Where's my semantics?


Possible supervisor: Heiner Stuckenschmidt

Project description

On the Semantic Web, content-related metadata encoded in RDF promises to improve classical information retrieval methods by explicating properties of and relations between different resources. With an increasing number of RDF files being available on the web, however, it seems that we are running into another, maybe even harder retrieval problem: Before we can use an RDF description to get more information about a resource, we first have to find this description. The problem is that RDF files refer to resources and not the other way around.
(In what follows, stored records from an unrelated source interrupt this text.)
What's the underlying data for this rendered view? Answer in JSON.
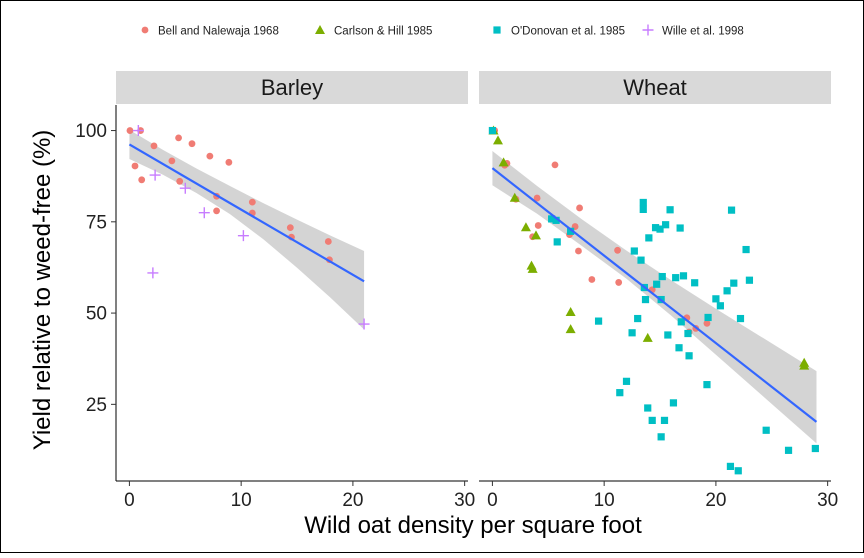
{
  "colors": {
    "bell": "#F07C74",
    "carlson": "#7CAE00",
    "odonovan": "#00BFC4",
    "wille": "#C77CFF",
    "fit_line": "#3366FF",
    "ribbon": "#BDBDBD",
    "strip": "#D9D9D9",
    "border": "#000000"
  },
  "chart_data": {
    "type": "scatter",
    "xlabel": "Wild oat density per square foot",
    "ylabel": "Yield relative to weed-free (%)",
    "xlim": [
      -1.2,
      30.3
    ],
    "ylim": [
      4,
      107
    ],
    "x_ticks": [
      0,
      10,
      20,
      30
    ],
    "y_ticks": [
      25,
      50,
      75,
      100
    ],
    "legend": {
      "placement": "top",
      "entries": [
        {
          "key": "bell",
          "label": "Bell and Nalewaja 1968",
          "marker": "circle"
        },
        {
          "key": "carlson",
          "label": "Carlson & Hill 1985",
          "marker": "triangle"
        },
        {
          "key": "odonovan",
          "label": "O'Donovan et al. 1985",
          "marker": "square"
        },
        {
          "key": "wille",
          "label": "Wille et al. 1998",
          "marker": "plus"
        }
      ]
    },
    "panels": [
      {
        "title": "Barley",
        "fit": {
          "x0": 0,
          "y0": 96.2,
          "x1": 21,
          "y1": 58.7
        },
        "ribbon": {
          "x": [
            0,
            3,
            6,
            9,
            12,
            15,
            18,
            21
          ],
          "lower": [
            92.2,
            87.9,
            82.9,
            77.1,
            70.2,
            62.4,
            54.2,
            45.5
          ],
          "upper": [
            100.2,
            94.7,
            89.6,
            84.8,
            80.1,
            75.6,
            71.2,
            67.0
          ]
        },
        "series": [
          {
            "key": "bell",
            "points": [
              [
                0.05,
                100
              ],
              [
                0.5,
                90.3
              ],
              [
                1.0,
                100
              ],
              [
                1.1,
                86.5
              ],
              [
                2.2,
                95.8
              ],
              [
                3.8,
                91.7
              ],
              [
                4.4,
                98
              ],
              [
                4.5,
                86.1
              ],
              [
                5.6,
                96.4
              ],
              [
                7.2,
                93
              ],
              [
                7.8,
                82
              ],
              [
                7.8,
                78
              ],
              [
                8.9,
                91.3
              ],
              [
                11.0,
                80.4
              ],
              [
                11.0,
                77.4
              ],
              [
                14.4,
                73.4
              ],
              [
                14.5,
                70.8
              ],
              [
                17.8,
                69.6
              ],
              [
                17.9,
                64.6
              ]
            ]
          },
          {
            "key": "wille",
            "points": [
              [
                0.8,
                100
              ],
              [
                2.1,
                61
              ],
              [
                2.3,
                87.8
              ],
              [
                5.0,
                84.2
              ],
              [
                6.7,
                77.5
              ],
              [
                10.2,
                71.2
              ],
              [
                21.0,
                47
              ]
            ]
          }
        ]
      },
      {
        "title": "Wheat",
        "fit": {
          "x0": 0,
          "y0": 89.7,
          "x1": 29,
          "y1": 20.2
        },
        "ribbon": {
          "x": [
            0,
            4,
            8,
            12,
            16,
            20,
            24,
            29
          ],
          "lower": [
            85.0,
            77.2,
            68.4,
            59.4,
            49.3,
            38.6,
            27.8,
            14.3
          ],
          "upper": [
            94.4,
            84.8,
            75.7,
            67.1,
            59.0,
            51.2,
            43.6,
            34.1
          ]
        },
        "series": [
          {
            "key": "bell",
            "points": [
              [
                0.2,
                100
              ],
              [
                1.1,
                90.5
              ],
              [
                1.3,
                91
              ],
              [
                2.1,
                81.2
              ],
              [
                3.6,
                70.9
              ],
              [
                4.0,
                81.5
              ],
              [
                4.1,
                74
              ],
              [
                5.5,
                75.6
              ],
              [
                5.6,
                90.6
              ],
              [
                6.9,
                71.5
              ],
              [
                7.4,
                73.7
              ],
              [
                7.7,
                67
              ],
              [
                7.8,
                78.8
              ],
              [
                8.9,
                59.2
              ],
              [
                11.2,
                67.2
              ],
              [
                11.3,
                58.4
              ],
              [
                14.3,
                56.4
              ],
              [
                17.4,
                48.7
              ],
              [
                17.6,
                44.8
              ],
              [
                18.2,
                45.8
              ],
              [
                19.2,
                47.2
              ]
            ]
          },
          {
            "key": "carlson",
            "points": [
              [
                0.1,
                100
              ],
              [
                0.5,
                97.3
              ],
              [
                1.0,
                91.3
              ],
              [
                2.0,
                81.6
              ],
              [
                3.0,
                73.5
              ],
              [
                3.5,
                63
              ],
              [
                3.6,
                62.1
              ],
              [
                3.9,
                71.3
              ],
              [
                7.0,
                50.3
              ],
              [
                7.0,
                45.6
              ],
              [
                13.9,
                43.2
              ],
              [
                27.9,
                36.4
              ],
              [
                27.9,
                35.6
              ]
            ]
          },
          {
            "key": "odonovan",
            "points": [
              [
                0,
                100
              ],
              [
                5.3,
                75.8
              ],
              [
                5.7,
                75.4
              ],
              [
                5.8,
                69.5
              ],
              [
                7.0,
                72.4
              ],
              [
                9.5,
                47.8
              ],
              [
                11.4,
                28.2
              ],
              [
                12.0,
                31.3
              ],
              [
                12.5,
                44.6
              ],
              [
                12.7,
                67
              ],
              [
                13,
                48.5
              ],
              [
                13.3,
                64.5
              ],
              [
                13.5,
                80.3
              ],
              [
                13.5,
                78.4
              ],
              [
                13.6,
                57
              ],
              [
                13.7,
                53.7
              ],
              [
                13.9,
                24
              ],
              [
                14.0,
                70.6
              ],
              [
                14.3,
                20.6
              ],
              [
                14.6,
                73.4
              ],
              [
                14.7,
                57.9
              ],
              [
                15,
                73
              ],
              [
                15.1,
                16.1
              ],
              [
                15.1,
                53.7
              ],
              [
                15.2,
                60
              ],
              [
                15.4,
                20.6
              ],
              [
                15.5,
                74.2
              ],
              [
                15.7,
                44
              ],
              [
                15.9,
                78.3
              ],
              [
                16.2,
                25.4
              ],
              [
                16.4,
                59.7
              ],
              [
                16.7,
                40.5
              ],
              [
                16.8,
                73.3
              ],
              [
                16.9,
                47.6
              ],
              [
                17.1,
                60.2
              ],
              [
                17.5,
                44.4
              ],
              [
                17.6,
                38.3
              ],
              [
                18.1,
                58.3
              ],
              [
                19.2,
                30.4
              ],
              [
                19.3,
                48.8
              ],
              [
                20,
                53.9
              ],
              [
                20.4,
                52
              ],
              [
                21.0,
                56.1
              ],
              [
                21.3,
                8
              ],
              [
                21.4,
                78.2
              ],
              [
                21.6,
                58.2
              ],
              [
                22.0,
                6.8
              ],
              [
                22.2,
                48.5
              ],
              [
                22.7,
                67.4
              ],
              [
                23.0,
                59
              ],
              [
                24.5,
                17.9
              ],
              [
                26.5,
                12.4
              ],
              [
                28.9,
                12.9
              ]
            ]
          }
        ]
      }
    ]
  }
}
This means that we can find a resource if we have the RDF file, but we cannot find the RDF data if we know the resource. While some work on retrieving XML documents exists - the HySpirit System developed at Queen Mary College in London is an example for such work - the retrieval of RDF has not been addressed so far.

The task in this project is now to apply and extend existing methods for XML retrieval in such a way that they retrieve RDF documents that describe a certain aspect of a given resource. As RDF models are also valid XML documents, a first approach can be to use the Hyspirit system as it is and evaluate its performance on RDF data. In a second step, ways to improve the retrieval performance should be explored. This may include:

  • Adapting the retrieval mechanism to the RDF data model
  • Use semantics encode in schema files in the retrieval process

Finally, based on the experiences gained in the experiments and the extension of the retrieval mechanisms, ways of extending the methods further to more complex semantic models encoded in the Web Ontology Language OWL should be discussed.

The candidate should have some knowledge of semantic web languages, i.e. XML, RDF and RDF schema. Basic knowledge about information retrieval methods is useful. As parts of the project will require the extension of existing software, programming skills are advisable.